Updating the firmware on the MCU firmware isnt a commonly required thing, usually its just the interface/klipper/moonraker (on the rpi) that needs to be updated when something new gets pushed, only when theres a MAJOR revision to the underlying FW with the MCU controller is an update require, which from what ive seen, is like once year lately. There is work on being able to update the the rp2040 within klipper remote so that may be available in the future as well.
Also the rp2040 is being used because its an MCU thats actually available in quantity currently due to the global chip supply issues.
So thats what BTT is thinking
Look at what Adafruit has done with CircuitPython. Once flashed, a bootloader remains between updates. The bootloader makes the board show up as a USB drive. All future updates are just file copies. It's glorious. This community will catch up.

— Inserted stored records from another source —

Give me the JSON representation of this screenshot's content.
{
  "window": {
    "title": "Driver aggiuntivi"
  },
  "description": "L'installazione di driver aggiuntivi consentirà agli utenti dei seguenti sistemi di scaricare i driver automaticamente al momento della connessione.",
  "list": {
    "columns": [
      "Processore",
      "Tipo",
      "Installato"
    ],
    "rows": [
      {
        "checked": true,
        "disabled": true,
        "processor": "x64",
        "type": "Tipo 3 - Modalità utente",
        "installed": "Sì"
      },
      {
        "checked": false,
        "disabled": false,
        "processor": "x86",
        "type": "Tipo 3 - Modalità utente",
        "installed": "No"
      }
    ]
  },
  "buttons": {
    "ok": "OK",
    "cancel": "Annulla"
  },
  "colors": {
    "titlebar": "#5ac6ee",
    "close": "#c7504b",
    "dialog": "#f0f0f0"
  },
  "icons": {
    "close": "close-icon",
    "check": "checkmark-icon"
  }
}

One thing I forgot, in the near future, you'll never plug the controller board into your computer. You will connect it to an RPi USB port.
I don't think all this effort is necessary, as the Pi is also just a computer and can mount USB drives. You still have to dancing around with jumpers, but you don't need to bring it over to your computer and all that.
I posted approximate instructions in a top-level comment; there might be some details, but there's no reason the idea shouldn't work.
Such a shame that it can only be flashed over USB with jumpers connected. This means that it has to be disassembled, everytime a new Klipper version comes out for the Pi, that isn't compatible with the version running on the board.
Luckily that isnt a super common occurrence, once or twice a year
Thing is skr first version board always some issues...
Worst instruction I have seen yet... Fairly common among YT creators and software.